Nach einer Annullierung hat ein Passagier mit fester Buchung nach der seit 2005 geltenden europäischen Fluggastrechte-Verordnung (261/2004) die Wahl zwischen der Flugpreiserstattung und einer anderweitigen Beförderung zum Zielort.

Zusätzlich und unter bestimmten Voraussetzungen, die zu prüfen sind, entsteht Anspruch auf Ausgleichszahlungen zwischen 125 und 600 Euro, je nach Entfernung und Verspätung. Eine Pflicht zur Ausgleichszahlung entfällt jedoch beim Nachweis durch die Airline, dass außergewöhnliche Umstände vorlagen, wie zum Beispiel ein technischer Defekt.

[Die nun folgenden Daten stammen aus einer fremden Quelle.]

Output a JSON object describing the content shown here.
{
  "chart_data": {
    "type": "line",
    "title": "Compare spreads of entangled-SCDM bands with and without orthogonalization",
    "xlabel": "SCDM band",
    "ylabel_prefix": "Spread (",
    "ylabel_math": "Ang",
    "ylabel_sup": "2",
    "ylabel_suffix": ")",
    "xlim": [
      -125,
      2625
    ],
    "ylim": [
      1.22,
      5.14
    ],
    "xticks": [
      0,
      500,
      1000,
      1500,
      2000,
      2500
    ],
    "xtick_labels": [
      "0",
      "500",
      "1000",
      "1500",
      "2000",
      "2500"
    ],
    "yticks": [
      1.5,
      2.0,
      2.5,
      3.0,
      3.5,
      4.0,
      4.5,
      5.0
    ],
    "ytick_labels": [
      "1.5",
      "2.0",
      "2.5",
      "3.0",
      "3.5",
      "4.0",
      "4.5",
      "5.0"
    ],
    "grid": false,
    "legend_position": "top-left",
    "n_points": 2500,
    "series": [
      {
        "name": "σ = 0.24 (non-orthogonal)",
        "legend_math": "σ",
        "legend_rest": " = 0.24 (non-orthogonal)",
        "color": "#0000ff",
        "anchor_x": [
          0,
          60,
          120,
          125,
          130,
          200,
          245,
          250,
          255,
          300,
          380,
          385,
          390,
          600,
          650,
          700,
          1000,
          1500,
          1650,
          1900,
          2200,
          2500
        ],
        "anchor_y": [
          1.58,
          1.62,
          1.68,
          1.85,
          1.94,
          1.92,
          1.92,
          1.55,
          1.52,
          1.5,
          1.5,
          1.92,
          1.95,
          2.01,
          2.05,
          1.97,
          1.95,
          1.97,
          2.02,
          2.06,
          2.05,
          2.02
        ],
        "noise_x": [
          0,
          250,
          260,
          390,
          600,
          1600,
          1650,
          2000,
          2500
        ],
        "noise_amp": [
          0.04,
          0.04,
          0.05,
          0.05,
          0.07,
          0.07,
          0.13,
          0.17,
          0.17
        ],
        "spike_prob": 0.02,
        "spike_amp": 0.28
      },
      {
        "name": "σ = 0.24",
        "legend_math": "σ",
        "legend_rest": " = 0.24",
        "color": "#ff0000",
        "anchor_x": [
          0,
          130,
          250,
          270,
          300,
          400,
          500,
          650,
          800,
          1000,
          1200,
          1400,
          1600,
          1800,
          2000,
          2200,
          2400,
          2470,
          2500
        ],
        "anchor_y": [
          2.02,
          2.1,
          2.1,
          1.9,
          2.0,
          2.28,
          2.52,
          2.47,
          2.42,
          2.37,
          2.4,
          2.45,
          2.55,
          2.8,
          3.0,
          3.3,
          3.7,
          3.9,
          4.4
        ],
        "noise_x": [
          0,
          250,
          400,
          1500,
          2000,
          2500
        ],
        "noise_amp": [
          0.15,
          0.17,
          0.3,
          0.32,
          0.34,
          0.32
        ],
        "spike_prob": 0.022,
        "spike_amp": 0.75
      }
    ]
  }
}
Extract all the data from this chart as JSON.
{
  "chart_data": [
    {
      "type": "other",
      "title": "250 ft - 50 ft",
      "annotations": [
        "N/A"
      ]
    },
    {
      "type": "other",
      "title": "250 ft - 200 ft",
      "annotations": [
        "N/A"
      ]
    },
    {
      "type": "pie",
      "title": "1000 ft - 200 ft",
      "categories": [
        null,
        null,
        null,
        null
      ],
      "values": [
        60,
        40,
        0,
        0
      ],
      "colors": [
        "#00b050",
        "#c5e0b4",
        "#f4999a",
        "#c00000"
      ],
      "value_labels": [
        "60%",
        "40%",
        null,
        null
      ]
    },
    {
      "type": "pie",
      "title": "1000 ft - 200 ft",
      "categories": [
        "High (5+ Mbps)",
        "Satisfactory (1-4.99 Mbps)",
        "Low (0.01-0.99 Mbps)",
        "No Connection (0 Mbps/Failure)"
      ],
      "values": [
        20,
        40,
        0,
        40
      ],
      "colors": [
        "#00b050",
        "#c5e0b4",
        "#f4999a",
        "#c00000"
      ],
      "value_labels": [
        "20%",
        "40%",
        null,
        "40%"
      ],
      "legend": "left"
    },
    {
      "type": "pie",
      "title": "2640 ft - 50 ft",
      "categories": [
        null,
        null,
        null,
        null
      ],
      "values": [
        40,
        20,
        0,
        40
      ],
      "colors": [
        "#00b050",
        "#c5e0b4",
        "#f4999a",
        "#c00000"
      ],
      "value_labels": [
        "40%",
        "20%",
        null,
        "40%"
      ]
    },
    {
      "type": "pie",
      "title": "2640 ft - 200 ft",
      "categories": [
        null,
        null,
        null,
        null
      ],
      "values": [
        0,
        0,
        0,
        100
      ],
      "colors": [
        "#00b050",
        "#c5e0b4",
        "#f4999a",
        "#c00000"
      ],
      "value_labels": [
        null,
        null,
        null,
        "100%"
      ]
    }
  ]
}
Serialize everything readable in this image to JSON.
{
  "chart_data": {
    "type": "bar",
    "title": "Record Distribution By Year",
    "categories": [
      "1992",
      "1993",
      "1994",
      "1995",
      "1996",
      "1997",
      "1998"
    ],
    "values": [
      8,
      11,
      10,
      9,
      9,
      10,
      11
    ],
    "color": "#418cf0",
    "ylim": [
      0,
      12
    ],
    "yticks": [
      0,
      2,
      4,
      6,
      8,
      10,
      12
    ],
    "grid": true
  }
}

+++Update (16.4.2010) zum Vulkanausbruch:+++
Ein klassischer Fall für aussergewöhnliche Umstände ist die aktuelle Situation: Am Donnerstag wurden in neun EU-Staaten wegen des Ausbruchs des isländischen Vulkan Eyjafjallajökull Flüge abgesagt, Flughäfen geschlossen oder sogar der gesamte Luftraum gesperrt.
Auch die durch die Vulkanaschewolke in EU-Staaten gestrandeten Fluggäste haben Anspruch auf Entschädigung. Darauf wies der EU-Verkehrskommissar Siim Kallas am Donnerstag in Brüssel hin. Fluggesellschaften müssten ihren Passagieren soweit erforderlich Erfrischungen und Mahlzeiten zur Verfügung stellen und ihnen die Wahl zwischen Flugpreiserstattung und einer Umleitung zum Bestimmungsort lassen. “In einem außerordentlichen Fall wie diesem bekommen Passagiere aber keine zusätzliche finanzielle Entschädigung, da der Ausfall nicht Verschulden der Airlines ist.

Im Klartext heist das, dass entweder später geflogen wird (und das Ticket somit verspätet genutzt wird) oder der Ticketpreis erstattet wird. Ggf. besteht die Möglichkeit, auf die Bahn umzubuchen (was dann die Airline trägt)- das muss aber vorab mit der jeweiligen Airline am Flughafen geklärt werden. Darüber hinaus zahlen die Airlines keine Entschädigung, auch keine Hotelübernachtungen oder ähnliches!